Et quand notre Antaki a débarqué à Paris, rue Monsieur-le-Prince, avec son fauteuil Louis XV qu’il a installé au milieu de la rue pour photographier les gens qui voulaient bien s’asseoir dessus et choisir quel roi ils étaient ! Le roi des cons, le roi des… Ou la reine des pommes, des putes…

Chez moi, à Montmartre, j’ai épinglé au mur une de ses cartes qu’on recevait avec C4. Il y a juste une pièce de puzzle collée dessus et un seul mot  : solitude.

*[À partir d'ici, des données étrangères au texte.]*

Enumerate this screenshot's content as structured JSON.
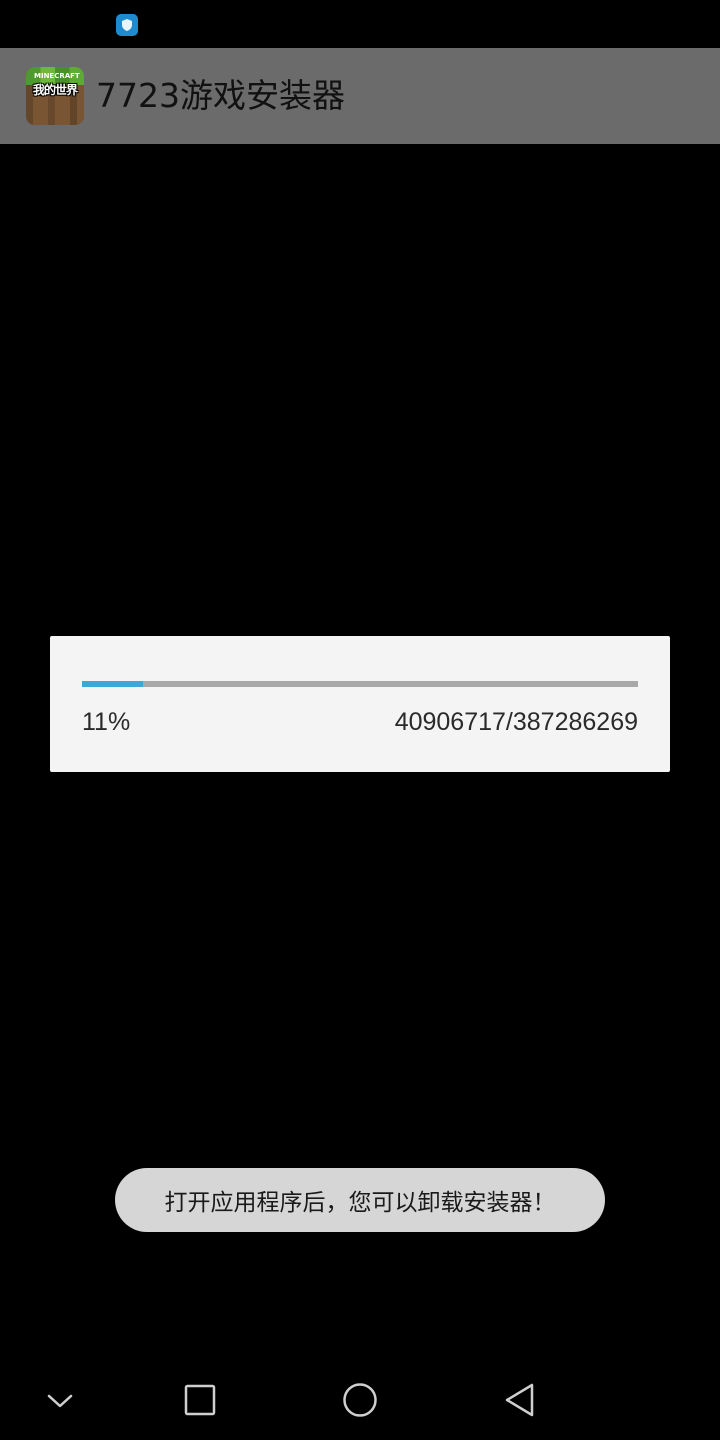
{
  "status_bar": {
    "notification_icon": "shield-icon",
    "accent": "#1e8bd1"
  },
  "app_bar": {
    "title": "7723游戏安装器",
    "app_icon": "minecraft-app-icon",
    "app_icon_text": "我的世界",
    "app_icon_small_text": "MINECRAFT",
    "background": "#6b6b6b"
  },
  "dialog": {
    "progress_percent_label": "11%",
    "progress_fraction": 0.11,
    "progress_count": "40906717/387286269",
    "progress_color": "#3ea7d9"
  },
  "toast": {
    "message": "打开应用程序后，您可以卸载安装器！"
  },
  "nav_bar": {
    "buttons": [
      {
        "name": "collapse",
        "icon": "chevron-down-icon"
      },
      {
        "name": "recents",
        "icon": "square-icon"
      },
      {
        "name": "home",
        "icon": "circle-icon"
      },
      {
        "name": "back",
        "icon": "triangle-back-icon"
      }
    ]
  }
}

Je me souviens aussi d’un réveillon de Nouvel An avec lui, dans un coin de Liège désert et triste, où il y avait un bistrot aux lueurs glauques, avec le barman accoudé à son comptoir en train de regarder le seul poivrot affalé sur une table. Cette image reste gravée en moi, comme le symbole de l’ennui et de la misère du monde. On est allés manger un peu plus loin, dans un petit resto sans chichis et à la table voisine, des mafieux discutaient d’un coup fumeux…

J’ai longtemps présidé le jury des nouvelles policières de Liège, événement créé par mon ami Jean-Paul Bonjean, à l’époque où il bossait chez les flics. On a d’ailleurs failli leur piquer un tapis pourri, un peu comme un défi ! Le soir, on faisait la java. Antaki nous rejoignait parfois et je logeais chez lui. Il n’était pas rare aussi de me trouver dans sa maison avec d’autres amis à lui, et tout ce beau monde devisait, picolait jusqu’à pas d’heures. Le lendemain, on se réveillait avec la tête dans le cul, ne sachant plus très bien ce qu’on avait fait ou pas. Mais avec le souvenir d’avoir passé un bon moment. Toujours. Chez Michel, c’était la maison du bonheur, le joyeux bordel, mais aussi un musée rempli de dessins, de tableaux, de livres, et de choses rares. La plus rare étant lui.

La dernière fois que j’ai vu mon amie Michèle Wathelet, rongée par cette saloperie de crabe – cancer de la gorge, elle qui avait la plus belle voix de la radio –, c’était avec Antaki. Nous partions je ne sais plus où avec Jacques Lizène. Les deux zigues étaient pressés. Ils ne savaient pas que c’était un moment d’adieu pour ma petite sorcière rousse et moi. Michèle m’attendait dans sa maison remplie de poupées, de chevaux de bois et de coussins mauves. Elle avait mis sa plus belle robe blanche en dentelles et ressemblait à une mariée. Puis elle est venue me dire au revoir sur le pas de sa porte, et comme elle savait que j’aimais les boules de neige que l’on secoue pour voir tomber les flocons sur les petits personnages, elle avait pris un gros sachet de pop-corn qu’elle a lancés dans l’air et qui retombaient sur elle comme s’il neigeait.

Aujourd’hui, je suis en Normandie. Il neige. J’ai eu envie d’appeler Antaki. C’était son répondeur et sa voix disait : « Antaki ! » Rien de plus. Car il n’y a rien à ajouter. Tout est dans son nom, parce que pour moi, c’est le roi du Cirque, celui de l’hiver, rempli de bonshommes de neige aux nez de clown ; un roi qui n’a pas besoin de couronne pour faire rêver les grands enfants que sont les artistes.

Je vous laisse. Je m’en vais faire des boules de neige dehors, avec mon bonnet retourné.